Typically, one would set at least PATH, MANPATH and LD_LIBRARY_PATH to pick up the appropriate application directories. For more information, please load the modules module (module load modules), and refer to the module and modulefile man pages (i.e. man module and man modulefile).

A good approach is to create a subdirectory within the modules directory for each separate application and to place the new module in that directory, named to reflect the version number of the application. For example the name of the Intel C compiler module file above is /usr/local/Cluster-Config/modulefiles/intel/cce/11.0.081. The command module load intel/cce will automatically try to load the largest version number it finds under /usr/local/Cluster-Config/modulefiles/intel/cce (NB highest in lexical ordering, which is often but not necessarily the same as numerical ordering: e.g. 8 is higher than 1 and therefore also higher than 10).

Spack

The old modules visible to earlier clusters are still available but new modules are now being generated by  Spack. The module names contain hashes uniquely identifying the build options and dependencies but the modules can be searched and located using the spack command.

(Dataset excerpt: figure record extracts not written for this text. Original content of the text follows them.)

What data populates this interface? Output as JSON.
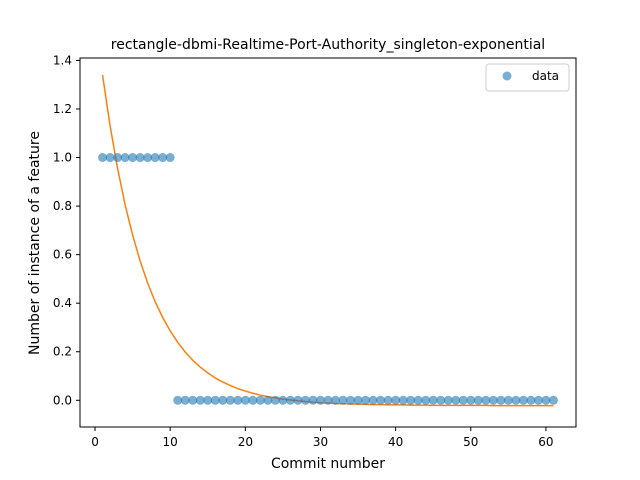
{
  "chart_data": {
    "type": "scatter",
    "title": "rectangle-dbmi-Realtime-Port-Authority_singleton-exponential",
    "xlabel": "Commit number",
    "ylabel": "Number of instance of a feature",
    "xlim": [
      -2,
      64
    ],
    "ylim": [
      -0.11,
      1.41
    ],
    "xticks": [
      0,
      10,
      20,
      30,
      40,
      50,
      60
    ],
    "yticks": [
      0.0,
      0.2,
      0.4,
      0.6,
      0.8,
      1.0,
      1.2,
      1.4
    ],
    "xtick_labels": [
      "0",
      "10",
      "20",
      "30",
      "40",
      "50",
      "60"
    ],
    "ytick_labels": [
      "0.0",
      "0.2",
      "0.4",
      "0.6",
      "0.8",
      "1.0",
      "1.2",
      "1.4"
    ],
    "legend_position": "top-right",
    "legend": [
      "data"
    ],
    "series": [
      {
        "name": "data",
        "kind": "scatter",
        "color": "#1f77b4",
        "x": [
          1,
          2,
          3,
          4,
          5,
          6,
          7,
          8,
          9,
          10,
          11,
          12,
          13,
          14,
          15,
          16,
          17,
          18,
          19,
          20,
          21,
          22,
          23,
          24,
          25,
          26,
          27,
          28,
          29,
          30,
          31,
          32,
          33,
          34,
          35,
          36,
          37,
          38,
          39,
          40,
          41,
          42,
          43,
          44,
          45,
          46,
          47,
          48,
          49,
          50,
          51,
          52,
          53,
          54,
          55,
          56,
          57,
          58,
          59,
          60,
          61
        ],
        "y": [
          1,
          1,
          1,
          1,
          1,
          1,
          1,
          1,
          1,
          1,
          0,
          0,
          0,
          0,
          0,
          0,
          0,
          0,
          0,
          0,
          0,
          0,
          0,
          0,
          0,
          0,
          0,
          0,
          0,
          0,
          0,
          0,
          0,
          0,
          0,
          0,
          0,
          0,
          0,
          0,
          0,
          0,
          0,
          0,
          0,
          0,
          0,
          0,
          0,
          0,
          0,
          0,
          0,
          0,
          0,
          0,
          0,
          0,
          0,
          0,
          0
        ]
      },
      {
        "kind": "line",
        "color": "#ff7f0e",
        "x": [
          1,
          2,
          3,
          4,
          5,
          6,
          7,
          8,
          9,
          10,
          11,
          12,
          13,
          14,
          15,
          16,
          17,
          18,
          19,
          20,
          21,
          22,
          23,
          24,
          25,
          26,
          27,
          28,
          29,
          30,
          31,
          32,
          33,
          34,
          35,
          36,
          37,
          38,
          39,
          40,
          41,
          42,
          43,
          44,
          45,
          46,
          47,
          48,
          49,
          50,
          51,
          52,
          53,
          54,
          55,
          56,
          57,
          58,
          59,
          60,
          61
        ],
        "y": [
          1.34,
          1.131,
          0.955,
          0.806,
          0.681,
          0.574,
          0.483,
          0.406,
          0.341,
          0.286,
          0.239,
          0.199,
          0.165,
          0.137,
          0.113,
          0.092,
          0.075,
          0.061,
          0.048,
          0.038,
          0.029,
          0.021,
          0.015,
          0.01,
          0.005,
          0.001,
          -0.002,
          -0.005,
          -0.008,
          -0.01,
          -0.011,
          -0.013,
          -0.014,
          -0.015,
          -0.016,
          -0.017,
          -0.018,
          -0.018,
          -0.019,
          -0.019,
          -0.019,
          -0.02,
          -0.02,
          -0.02,
          -0.021,
          -0.021,
          -0.021,
          -0.021,
          -0.021,
          -0.021,
          -0.021,
          -0.021,
          -0.022,
          -0.022,
          -0.022,
          -0.022,
          -0.022,
          -0.022,
          -0.022,
          -0.022,
          -0.022
        ]
      }
    ]
  }
}
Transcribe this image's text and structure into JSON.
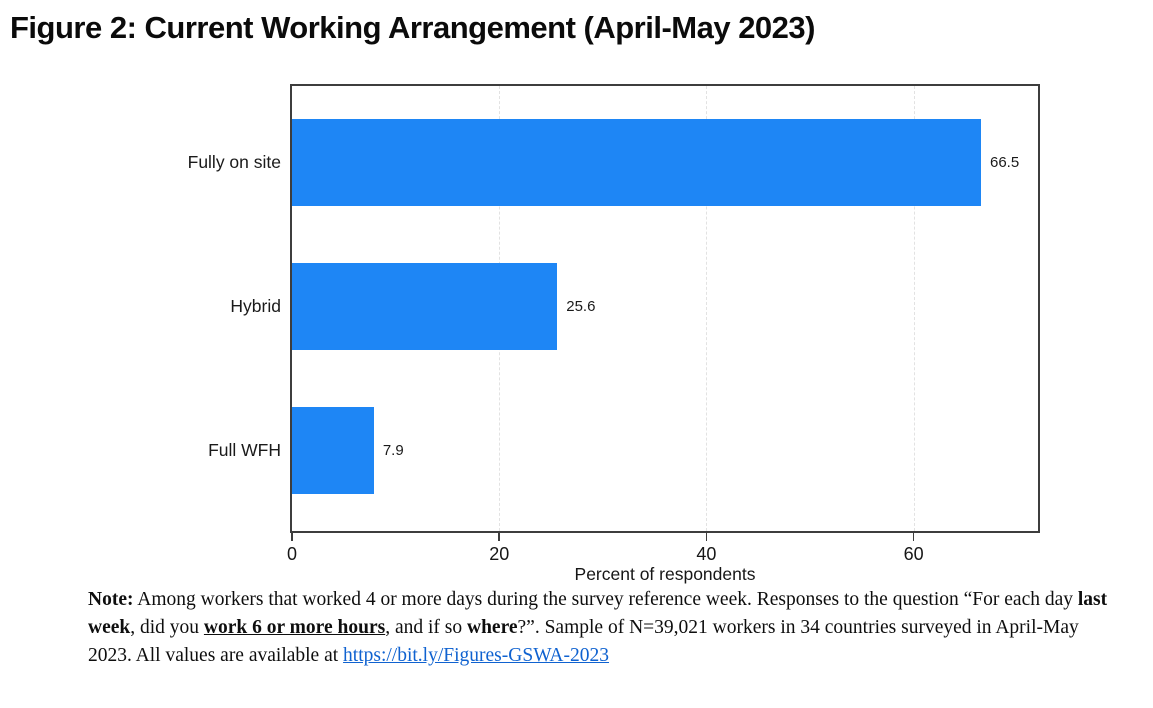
{
  "title": "Figure 2: Current Working Arrangement (April-May 2023)",
  "chart_data": {
    "type": "bar",
    "orientation": "horizontal",
    "title": "Figure 2: Current Working Arrangement (April-May 2023)",
    "categories": [
      "Fully on site",
      "Hybrid",
      "Full WFH"
    ],
    "values": [
      66.5,
      25.6,
      7.9
    ],
    "value_labels": [
      "66.5",
      "25.6",
      "7.9"
    ],
    "xlabel": "Percent of respondents",
    "ylabel": "",
    "xlim": [
      0,
      72
    ],
    "xticks": [
      0,
      20,
      40,
      60
    ],
    "xtick_labels": [
      "0",
      "20",
      "40",
      "60"
    ],
    "grid": "vertical-dashed",
    "legend": "none",
    "bar_color": "#1e86f5",
    "axis_color": "#3d3d3d",
    "grid_color": "#e2e2e2"
  },
  "note": {
    "segments": [
      {
        "text": "Note:",
        "bold": true
      },
      {
        "text": " Among workers that worked 4 or more days during the survey reference week. Responses to the question “For each day "
      },
      {
        "text": "last week",
        "bold": true
      },
      {
        "text": ", did you "
      },
      {
        "text": "work 6 or more hours",
        "bold": true,
        "underline": true
      },
      {
        "text": ", and if so "
      },
      {
        "text": "where",
        "bold": true
      },
      {
        "text": "?”. Sample of N=39,021 workers in 34 countries surveyed in April-May 2023. All values are available at "
      },
      {
        "text": "https://bit.ly/Figures-GSWA-2023",
        "link": true
      }
    ]
  }
}
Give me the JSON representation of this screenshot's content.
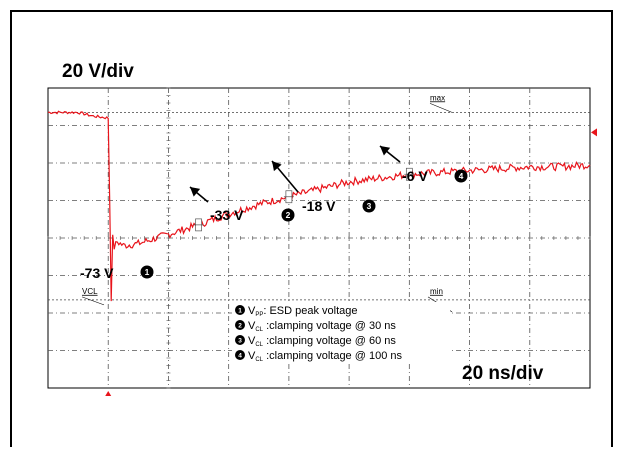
{
  "chart_data": {
    "type": "line",
    "title": "",
    "xlabel": "",
    "ylabel": "",
    "volts_per_div": "20 V/div",
    "time_per_div": "20 ns/div",
    "ylim": [
      -120,
      40
    ],
    "xlim": [
      -20,
      160
    ],
    "series": [
      {
        "name": "",
        "color": "#e8141b",
        "x": [
          -20,
          -10,
          -5,
          0,
          0.5,
          1,
          1.5,
          2,
          3,
          5,
          10,
          20,
          30,
          40,
          50,
          60,
          70,
          80,
          90,
          100,
          110,
          120,
          130,
          140,
          150,
          160
        ],
        "y": [
          27,
          27,
          25,
          24,
          -20,
          -73,
          -40,
          -45,
          -42,
          -44,
          -43,
          -38,
          -33,
          -27,
          -22,
          -18,
          -14,
          -10,
          -8,
          -6,
          -5,
          -4,
          -3,
          -2,
          -2,
          -1
        ]
      }
    ],
    "markers": [
      {
        "x": 0,
        "y": -73,
        "label": "-73 V",
        "num": "1"
      },
      {
        "x": 30,
        "y": -33,
        "label": "-33 V",
        "num": "2"
      },
      {
        "x": 60,
        "y": -18,
        "label": "-18 V",
        "num": "3"
      },
      {
        "x": 100,
        "y": -6,
        "label": "-6 V",
        "num": "4"
      }
    ],
    "cursor_labels": {
      "vcl": "VCL",
      "max": "max",
      "min": "min"
    },
    "legend": [
      {
        "num": "1",
        "symbol": "V",
        "sub": "PP",
        "text": ": ESD peak voltage"
      },
      {
        "num": "2",
        "symbol": "V",
        "sub": "CL",
        "text": " :clamping voltage @ 30 ns"
      },
      {
        "num": "3",
        "symbol": "V",
        "sub": "CL",
        "text": " :clamping voltage @ 60 ns"
      },
      {
        "num": "4",
        "symbol": "V",
        "sub": "CL",
        "text": " :clamping voltage @ 100 ns"
      }
    ],
    "grid": true
  }
}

E.g. to search for modules providing HDF5 1.10.1 compiled using GCC, search for existing builds using

spack find -v hdf5@1.10.1%gcc

which will list matching builds and also show which configure options were on (+) or off (~) . Less version information will show more choices, e.g. one might start off with just

spack find hdf5%gcc

Full details of any matching builds including dependencies (e.g. which MPI was used) can be extracted with

spack find -dvl hdf5@1.10.1%gcc@5.4.0

Existing builds have modules which can be identified with a command such as

spack module find hdf5@1.10.1+mpi %gcc@5.4.0 ^openmpi@1.10.7

which returns the name of the corresponding module (hdf5-1.10.1-gcc-5.4.0-i52euam). Note that is sometimes quicker to search using the short hash form identifying each build (printed at the start of line of output by the spack find -dvl command). E.g.

spack module find /i52euam

(notice the / introducing the hash).

Missing builds can be requested. (For more information about Spack see http://spack.readthedocs.io/en/latest/index.html.)